The Diaoyutai State Guesthouse in Beijing, a famous hotel and state guesthouse.
The Diaoyutai State Guesthouse in Beijing, a famous hotel and state guesthouse.

Diaoyutai State Guesthouse

Buildings and structures in Haidian DistrictGovernment buildings in BeijingState guesthousesGardens in Beijing
4 min read

Behind walls that most Beijing residents have never seen beyond lies a garden with roots older than the Forbidden City. The Diaoyutai State Guesthouse takes its name from a fishing platform built by Emperor Zhangzong of the Jin Dynasty more than 800 years ago -- diaoyutai means "fishing terrace" -- and the compound has been a place of imperial leisure, royal gardens, and state power ever since. Today, it is where visiting heads of state sleep, where diplomatic negotiations unfold in rooms decorated with Chinese art, and where some of the most consequential meetings of the 20th century took place behind closed doors.

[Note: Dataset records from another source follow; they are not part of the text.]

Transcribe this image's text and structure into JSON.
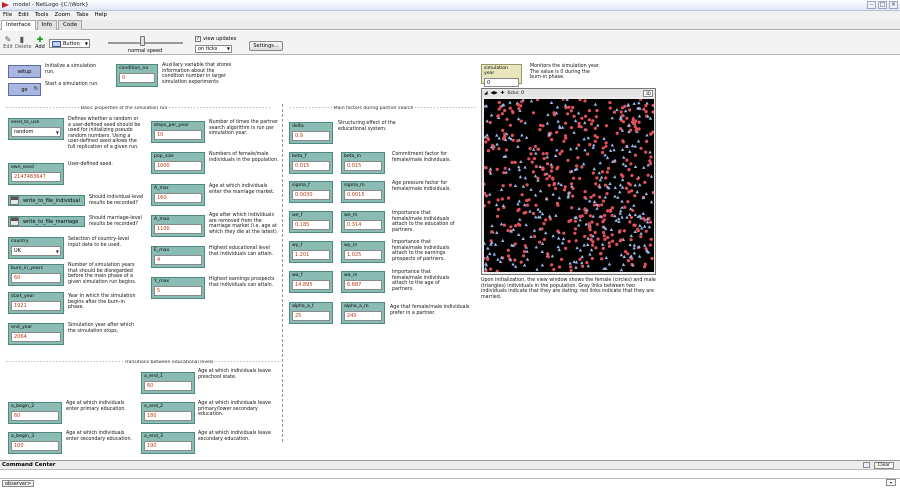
{
  "window": {
    "title": "model - NetLogo {C:\\Work}"
  },
  "menu": [
    "File",
    "Edit",
    "Tools",
    "Zoom",
    "Tabs",
    "Help"
  ],
  "tabs": [
    "Interface",
    "Info",
    "Code"
  ],
  "toolbar": {
    "edit": "Edit",
    "delete": "Delete",
    "add": "Add",
    "widget_type": "Button",
    "speed_label": "normal speed",
    "speed_level": 0.45,
    "view_updates": "view updates",
    "update_mode": "on ticks",
    "settings": "Settings..."
  },
  "buttons": {
    "setup": "setup",
    "go": "go"
  },
  "notes": {
    "setup": "Initialize a simulation run.",
    "go": "Start a simulation run.",
    "condition_no": "Auxiliary variable that stores information about the condition number in larger simulation experiments",
    "seed_to_use": "Defines whether a random or a user-defined seed should be used for initializing pseudo random numbers. Using a user-defined seed allows the full replication of a given run.",
    "own_seed": "User-defined seed.",
    "write_individual": "Should individual-level results be recorded?",
    "write_marriage": "Should marriage-level results be recorded?",
    "country": "Selection of country-level input data to be used.",
    "burn_in_years": "Number of simulation years that should be disregarded before the main phase of a given simulation run begins.",
    "start_year": "Year in which the simulation begins after the burn-in phase.",
    "end_year": "Simulation year after which the simulation stops.",
    "steps_per_year": "Number of times the partner search algorithm is run per simulation year.",
    "pop_size": "Numbers of female/male individuals in the population.",
    "A_mar": "Age at which individuals enter the marriage market.",
    "A_max": "Age after which individuals are removed from the marriage market (i.e. age at which they die at the latest).",
    "E_max": "Highest educational level that individuals can attain.",
    "Y_max": "Highest earnings prospects that individuals can attain.",
    "delta": "Structuring effect of the educational system.",
    "beta": "Commitment factor for female/male individuals.",
    "sigma": "Age pressure factor for female/male individuals.",
    "wa": "Importance that female/male individuals attach to the education of partners.",
    "wy": "Importance that female/male individuals attach to the earnings prospects of partners.",
    "wa2": "Importance that female/male individuals attach to the age of partners.",
    "alpha": "Age that female/male individuals prefer in a partner.",
    "simulation_year": "Monitors the simulation year. The value is 0 during the burn-in phase.",
    "view": "Upon initialization, the view window shows the female (circles) and male (triangles) individuals in the population. Gray links between two individuals indicate that they are dating; red links indicate that they are married.",
    "a_end_1": "Age at which individuals leave preschool state.",
    "a_begin_2": "Age at which individuals enter primary education.",
    "a_end_2": "Age at which individuals leave primary/lower secondary education.",
    "a_begin_3": "Age at which individuals enter secondary education.",
    "a_end_3": "Age at which individuals leave secondary education."
  },
  "sections": {
    "basic": "Basic properties of the simulation run",
    "partner": "Main factors during partner search",
    "transitions": "Transitions between educational levels"
  },
  "widgets": {
    "condition_no": {
      "label": "condition_no",
      "value": "0"
    },
    "seed_to_use": {
      "label": "seed_to_use",
      "value": "random"
    },
    "own_seed": {
      "label": "own_seed",
      "value": "2147483647"
    },
    "write_individual": {
      "label": "write_to_file_individual",
      "on": "On",
      "off": "Off"
    },
    "write_marriage": {
      "label": "write_to_file_marriage",
      "on": "On",
      "off": "Off"
    },
    "country": {
      "label": "country",
      "value": "UK"
    },
    "burn_in_years": {
      "label": "burn_in_years",
      "value": "60"
    },
    "start_year": {
      "label": "start_year",
      "value": "1921"
    },
    "end_year": {
      "label": "end_year",
      "value": "2064"
    },
    "steps_per_year": {
      "label": "steps_per_year",
      "value": "10"
    },
    "pop_size": {
      "label": "pop_size",
      "value": "1000"
    },
    "A_mar": {
      "label": "A_mar",
      "value": "160"
    },
    "A_max": {
      "label": "A_max",
      "value": "1100"
    },
    "E_max": {
      "label": "E_max",
      "value": "4"
    },
    "Y_max": {
      "label": "Y_max",
      "value": "5"
    },
    "delta": {
      "label": "delta",
      "value": "0.9"
    },
    "beta_f": {
      "label": "beta_f",
      "value": "0.015"
    },
    "beta_m": {
      "label": "beta_m",
      "value": "0.015"
    },
    "sigma_f": {
      "label": "sigma_f",
      "value": "0.0030"
    },
    "sigma_m": {
      "label": "sigma_m",
      "value": "0.0015"
    },
    "we_f": {
      "label": "we_f",
      "value": "0.185"
    },
    "we_m": {
      "label": "we_m",
      "value": "0.314"
    },
    "wy_f": {
      "label": "wy_f",
      "value": "1.201"
    },
    "wy_m": {
      "label": "wy_m",
      "value": "1.025"
    },
    "wa_f": {
      "label": "wa_f",
      "value": "14.895"
    },
    "wa_m": {
      "label": "wa_m",
      "value": "6.887"
    },
    "alpha_a_f": {
      "label": "alpha_a_f",
      "value": "25"
    },
    "alpha_a_m": {
      "label": "alpha_a_m",
      "value": "240"
    },
    "simulation_year": {
      "label": "simulation year",
      "value": "0"
    },
    "a_end_1": {
      "label": "a_end_1",
      "value": "60"
    },
    "a_begin_2": {
      "label": "a_begin_2",
      "value": "60"
    },
    "a_end_2": {
      "label": "a_end_2",
      "value": "180"
    },
    "a_begin_3": {
      "label": "a_begin_3",
      "value": "100"
    },
    "a_end_3": {
      "label": "a_end_3",
      "value": "190"
    }
  },
  "view": {
    "ticks_label": "ticks: 0",
    "threed": "3D"
  },
  "command_center": {
    "title": "Command Center",
    "clear": "Clear",
    "observer": "observer>"
  },
  "colors": {
    "button": "#a9b7e0",
    "slider": "#8bbcb4",
    "monitor": "#e8e6bd",
    "female": "#e0505a",
    "male": "#9bb8e6"
  }
}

Eight Centuries of Power and Water

The site's history begins with a Jin Dynasty emperor who liked to fish. Emperor Zhangzong built his platform beside what is now Yuyuantan, a lake whose name means "Jade Spring Pool." During the Qing Dynasty, the Qianlong Emperor ordered the lake dredged and a palace constructed on the grounds, transforming a fishing spot into a royal garden. The modern guesthouse was built between 1958 and 1959, when the government of the People's Republic converted the ancient scenic spot into a facility for visiting dignitaries. The result is a compound where centuries coexist: imperial garden landscapes, mid-century modern architecture, and the tight security of a state facility that hosts presidents, prime ministers, and monarchs.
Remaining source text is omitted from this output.